I know a lot more about SEO than fits into a single maximum-lengthed 140 character tweet, or even the blog that I’ve been posting to regularly, about SEO for the past 9+ years. I’m way over 10.000 hours of writing about SEO, and I’ve probably done more actual SEO in the past 17 years than that, by a lot.
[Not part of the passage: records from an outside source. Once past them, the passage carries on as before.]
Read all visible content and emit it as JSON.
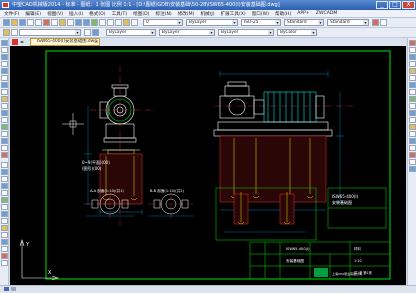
{
  "window": {
    "title": "中望CAD机械版2014 - 标准 - 图纸：1 张图 比例 1:1 - [D:\\图纸\\GDB\\安装基础\\50-28\\ISW65-400(I)安装基础图.dwg]",
    "minimize": "_",
    "maximize": "□",
    "close": "X"
  },
  "menu": [
    "文件(F)",
    "编辑(E)",
    "视图(V)",
    "插入(I)",
    "格式(O)",
    "工具(T)",
    "绘图(D)",
    "标注(N)",
    "修改(M)",
    "机械(J)",
    "扩展工具(X)",
    "窗口(W)",
    "帮助(H)",
    "APP+",
    "ZWCADM"
  ],
  "toolbar2": {
    "layer_combo": "0",
    "color_combo": "ByLayer",
    "style_combo": "Standard",
    "scale_combo": "ISO-25",
    "dim_combo": "Standard",
    "table_combo": "Standard"
  },
  "toolbar3": {
    "layer_state_combo": "",
    "color_combo": "ByLayer",
    "linetype_combo": "ByLayer",
    "lineweight_combo": "ByLayer",
    "plotstyle_combo": "ByColor"
  },
  "doc_tab": {
    "label": "ISW65-400(I)安装基础图.dwg",
    "close": "×"
  },
  "drawing": {
    "left_note_1": "0~9(平面)(00)",
    "left_note_2": "(图号)(00)",
    "mid_note_1": "A-A 剖面(1:10)(共1)",
    "mid_note_2": "B-B 剖面(1:10)(共1)",
    "axis_y": "Y",
    "axis_x": "X",
    "title_block": {
      "drawing_no": "ISW65-400(I)",
      "drawing_name": "安装基础图",
      "company": "上海XXX泵业有限公司",
      "material_label": "材料",
      "scale_label": "1:10",
      "sheet_label": "共1张 第1张"
    }
  }
}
I do tweet about SEO, as do many other people, but I think there may be a lot more to SEO than you might learn on Twitter. 🙂
Thanks Matt! I am honored to be included in such great company 🙂
Cool post. I’ll just say that in order to actually learn from Twitter – you have to know where to look. My timeline is just too jumbled with my random follows to properly learn anything from Twitter. Probably best to separate into lists.
Great and FUNNY list Matt. Kris Roadurcks comment FTW.